Sunday, September 21, 2008
Ferry Express Samina
Express Samina (Greek: Εξπρές Σαμίνα) was a RORO passenger ferry (built in 1966) that operated in Greece and sank in the evening (23:02) on Tuesday 26 September 2000 near the island of Paros. Eighty-two of the over 500 passengers (473 passengers and 61 crew members according to Discovery Channel) were lost at sea. The fact that the crew did not help the passengers evacuate the sinking ferry contributed to the death toll.
Causes
The crew placed the ship on autopilot and did not have a crew member watch the ship. Even with autopilot standard practice calls for one crew member to watch the controls since the wind and currents drag the ship to a degree that cannot be compensated by the electronic systems. The crew deployed the stabilizer system to decrease the motions in bad weather; normally both stabilizer fins deployed, but in this case the port stabilizer fin did not deploy. This caused the ship to drift and therefore not travel in a straight line. A crew member discovered the problem and, at the last minute, tried to steer the ship left. This action occurred too late. At 10:12 P.M. the ship struck the east face of the taller pinnacle. The rocks tore a six-meter long and one-meter wide hole above the water line. After that impact, the rocks bent the stabilizer fin backwards, and the fin cut through the hull through the side, below the waterline, and next to the engine room. The water from the three-meter gash destroyed the main generators and ended electrical power. Professor David Molyneaux, a ship safety expert, said that the damage sustained by the Samina should not normally sink a like ship. The ship sank because nine of the ship's eleven watertight compartment doors were open when safety laws require ship operators to close and lock the safety doors. The water spread beyond the engine room, and due to a lack of power the operators could not remotely shut the doors. Molyneaux described the open watertight doors as the most significant aspect of the sinking.
Chronology of the sinking
At 10:15 PM, three minutes after impact, the ship listed by five degrees port. By 10:25 PM the list increased to fourteen degrees and the six meter gash received water from the ocean. By 10:29 the ship listed by twenty-three degrees; this prevented the launching of additional lifeboats. Three of the eight lifeboats were launched. At 10:32 the ship listed by 33 degrees. By 10:50 the ship lay on its side. Since the clock on the bridge stopped at 11:02, authorities knew that the ship sank at that time. The degree of damage, the scenario, and the open space in the RORO ferry design (other vessels lack large, open spaces, so a sinking is less likely for them) lead to the sinking.

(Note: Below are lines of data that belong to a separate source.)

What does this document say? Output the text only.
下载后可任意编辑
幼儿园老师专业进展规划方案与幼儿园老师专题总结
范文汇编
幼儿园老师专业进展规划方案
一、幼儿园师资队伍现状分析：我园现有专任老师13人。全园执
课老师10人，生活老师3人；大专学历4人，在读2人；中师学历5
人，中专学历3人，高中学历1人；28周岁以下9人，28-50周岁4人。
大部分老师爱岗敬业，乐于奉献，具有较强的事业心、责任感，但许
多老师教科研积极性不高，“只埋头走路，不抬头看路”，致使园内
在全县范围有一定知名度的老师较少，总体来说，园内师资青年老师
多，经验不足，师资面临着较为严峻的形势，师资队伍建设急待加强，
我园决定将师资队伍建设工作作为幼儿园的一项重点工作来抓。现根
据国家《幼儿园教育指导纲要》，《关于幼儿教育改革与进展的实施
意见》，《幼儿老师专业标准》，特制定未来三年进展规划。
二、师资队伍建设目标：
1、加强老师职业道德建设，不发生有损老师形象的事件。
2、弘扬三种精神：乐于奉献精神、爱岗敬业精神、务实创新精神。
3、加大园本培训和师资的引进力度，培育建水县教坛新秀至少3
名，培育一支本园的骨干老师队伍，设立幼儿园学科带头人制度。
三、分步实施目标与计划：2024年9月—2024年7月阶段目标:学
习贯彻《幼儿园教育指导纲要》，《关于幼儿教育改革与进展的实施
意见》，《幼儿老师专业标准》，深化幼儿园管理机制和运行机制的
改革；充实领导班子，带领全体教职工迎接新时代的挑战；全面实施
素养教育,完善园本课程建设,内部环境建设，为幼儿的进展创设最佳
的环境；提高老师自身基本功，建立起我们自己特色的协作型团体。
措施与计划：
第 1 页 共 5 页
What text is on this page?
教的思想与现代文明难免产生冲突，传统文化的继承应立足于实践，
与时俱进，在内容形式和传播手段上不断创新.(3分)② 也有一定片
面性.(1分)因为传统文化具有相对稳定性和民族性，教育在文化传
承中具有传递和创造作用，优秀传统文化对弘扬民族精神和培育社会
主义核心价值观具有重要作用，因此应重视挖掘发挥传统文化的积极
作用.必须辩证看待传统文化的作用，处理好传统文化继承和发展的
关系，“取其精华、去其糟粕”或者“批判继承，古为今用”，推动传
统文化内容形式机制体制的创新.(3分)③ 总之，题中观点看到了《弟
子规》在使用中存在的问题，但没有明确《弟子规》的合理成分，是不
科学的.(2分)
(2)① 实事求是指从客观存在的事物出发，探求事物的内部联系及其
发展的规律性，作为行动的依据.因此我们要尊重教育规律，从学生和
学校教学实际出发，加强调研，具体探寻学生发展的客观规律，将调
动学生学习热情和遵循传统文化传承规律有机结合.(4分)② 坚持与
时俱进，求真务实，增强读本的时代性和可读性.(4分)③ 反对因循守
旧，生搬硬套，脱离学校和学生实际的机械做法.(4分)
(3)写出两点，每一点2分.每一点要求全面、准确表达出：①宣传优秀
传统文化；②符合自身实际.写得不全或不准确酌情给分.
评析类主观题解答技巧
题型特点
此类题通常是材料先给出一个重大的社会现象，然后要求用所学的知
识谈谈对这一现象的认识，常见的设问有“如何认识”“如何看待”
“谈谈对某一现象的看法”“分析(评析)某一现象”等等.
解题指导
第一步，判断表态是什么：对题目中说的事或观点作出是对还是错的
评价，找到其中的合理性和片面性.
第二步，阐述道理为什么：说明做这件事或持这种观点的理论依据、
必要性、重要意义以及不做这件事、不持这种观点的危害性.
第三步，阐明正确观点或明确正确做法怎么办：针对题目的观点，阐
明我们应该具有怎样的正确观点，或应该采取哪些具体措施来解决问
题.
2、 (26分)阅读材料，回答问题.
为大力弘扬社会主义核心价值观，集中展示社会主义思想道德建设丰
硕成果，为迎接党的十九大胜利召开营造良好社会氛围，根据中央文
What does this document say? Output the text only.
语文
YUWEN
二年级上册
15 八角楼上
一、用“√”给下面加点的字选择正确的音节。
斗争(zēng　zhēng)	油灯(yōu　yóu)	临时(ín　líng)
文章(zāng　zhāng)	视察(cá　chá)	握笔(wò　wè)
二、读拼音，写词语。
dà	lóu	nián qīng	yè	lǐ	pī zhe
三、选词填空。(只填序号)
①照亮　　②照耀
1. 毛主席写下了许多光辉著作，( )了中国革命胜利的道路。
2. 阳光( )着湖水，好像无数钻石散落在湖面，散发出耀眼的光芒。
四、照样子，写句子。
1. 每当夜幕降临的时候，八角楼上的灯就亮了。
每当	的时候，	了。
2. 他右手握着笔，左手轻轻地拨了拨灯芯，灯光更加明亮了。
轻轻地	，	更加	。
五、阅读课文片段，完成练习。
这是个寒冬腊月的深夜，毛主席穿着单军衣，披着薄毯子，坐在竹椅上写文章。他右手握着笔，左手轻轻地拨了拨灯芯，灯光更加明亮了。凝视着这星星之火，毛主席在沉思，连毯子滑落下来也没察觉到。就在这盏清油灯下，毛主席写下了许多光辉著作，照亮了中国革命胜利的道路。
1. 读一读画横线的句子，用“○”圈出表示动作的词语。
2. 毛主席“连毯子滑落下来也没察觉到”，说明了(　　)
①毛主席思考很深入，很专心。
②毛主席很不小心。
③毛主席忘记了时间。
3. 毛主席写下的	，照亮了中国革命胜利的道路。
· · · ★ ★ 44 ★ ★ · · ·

Passengers were apparently unaided by the crew in evacuating, and there was wide-spread panic among them. It was questioned later if the crew were engaged in a televised sporting event at the time. Inflatable life rafts blew away in the windy conditions as soon as they were inflated, before anyone could board them; only four of the ship's eight solid lifeboats were able to be launched before the ship's tilt prevented further launches. Some passengers also jumped from the ship, while ten bodies were found still trapped in the hull.